ProjectsTechnology research & development
Technology research & development

Contact: James Thomas

There are several areas of research and development activity concerning the use of technology in our research processes; three of our main projects in this area are listed below.

Identifying relevant studies for systematic reviews and health technology assessments using text mining

The specificity of sensitive electronic searches of bibliographic databases to find studies for inclusion in systematic reviews is typically low. Reviewers often need to look manually through many thousands of irrelevant titles and abstracts to identify the much smaller number of relevant ones a process known as 'screening'. Given that an experienced reviewer can take between 30 seconds and several minutes to evaluate a citation, the work involved in screening 10,000 citations is considerable (and the burden of screening is sometimes considerably higher than this). This MRC-funded project is developing and evaluating methods for using text mining to automate some of this laborious work.

Publications resulting from this work

Miwa M, Thomas J, O’Mara-Eves A, Ananiadou S (2014) Reducing systematic review workload through certainty-based screening. Journal of Biomedical Informatics. 51: 242–253

O’Mara-Eves A, Thomas J, McNaught J, Miwa M, Ananiadou S (2015) Using text mining for study identification in systematic reviews: a systematic review of current approaches. Systematic Reviews 4:5. doi:10.1186/2046-4053-4-5

Thomas J (2013) Diffusion of innovation in systematic review methodology: why is study selection not yet assisted by automation? OA Evidence-Based Medicine. Oct 21;1(2):12

We would like to encourage you to contact us if you have data that we could use; might like to participate in our study with a 'live' review; or would like to hear more about this work.

Finding Accessible Inequalities Research In Public Health (The FAIR database)

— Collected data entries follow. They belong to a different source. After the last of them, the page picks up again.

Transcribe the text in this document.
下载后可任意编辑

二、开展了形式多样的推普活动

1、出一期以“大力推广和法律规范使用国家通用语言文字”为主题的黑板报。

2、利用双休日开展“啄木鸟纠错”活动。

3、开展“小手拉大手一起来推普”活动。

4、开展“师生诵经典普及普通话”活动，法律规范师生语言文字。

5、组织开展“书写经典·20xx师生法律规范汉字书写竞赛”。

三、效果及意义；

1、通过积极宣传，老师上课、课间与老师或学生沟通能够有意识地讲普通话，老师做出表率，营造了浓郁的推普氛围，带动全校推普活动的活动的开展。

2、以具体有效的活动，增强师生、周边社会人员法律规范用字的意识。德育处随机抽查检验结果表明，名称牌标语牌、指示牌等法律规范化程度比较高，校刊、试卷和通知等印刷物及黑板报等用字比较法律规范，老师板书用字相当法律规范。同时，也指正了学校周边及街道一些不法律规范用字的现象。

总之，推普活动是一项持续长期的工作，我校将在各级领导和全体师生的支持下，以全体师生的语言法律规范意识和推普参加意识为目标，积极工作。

This work has been developing methods to apply machine learning and Natural Language Processing approaches to support the review, assessment, evaluation and summarisation of large volumes of public health research to support decision making. We have developed and applied automatic methods for identifying information about inequalities, study types and common themes mentioned within large volumes of public health research. The output of these techniques are available through an online tool containing a continuously updated repository of public health research.

AI and equity: what are the benefits and harms associated with this new generation of decision-making tools?

A partnership of the Campbell Collaboration and EPPI Centre have mapped the evidence on AI and equity in consultation with the American Institutes for Research (AIR). 

The map was constructed by searching 19 databases and downloading the results into EPPI Reviewer. 34, 541 records were identified, of which 8,485 were found to be duplicates. The reminder were screened automatically by GPT-4 with human-validated sensitivity of 95% and specificity of 100%. 6,628 records remained which were then ‘mapped’ using a pre-defined coding tool – again by GPT-4. Human validation of the mapping found that 86% contained no errors and an additional 12% contained only minor errors, so that automation was deemed to be sufficiently reliable for the map to be placed online.

EPPI Reviewer: software for systematic reviews

Our EPPI Reviewer software has been a long-standing area of technology research and development. It aims to be an end-to-end solution for all types of systematic review, managing data from citation screening through to synthesis. Recent developments include the incorporation of machine learning to support citation screening, study classification, and data extraction, and the statistical software 'R' at the 'back end' to facilitate advanced statistical analyses. Further information about the software is available on the EPPI-Reviewer Gateway.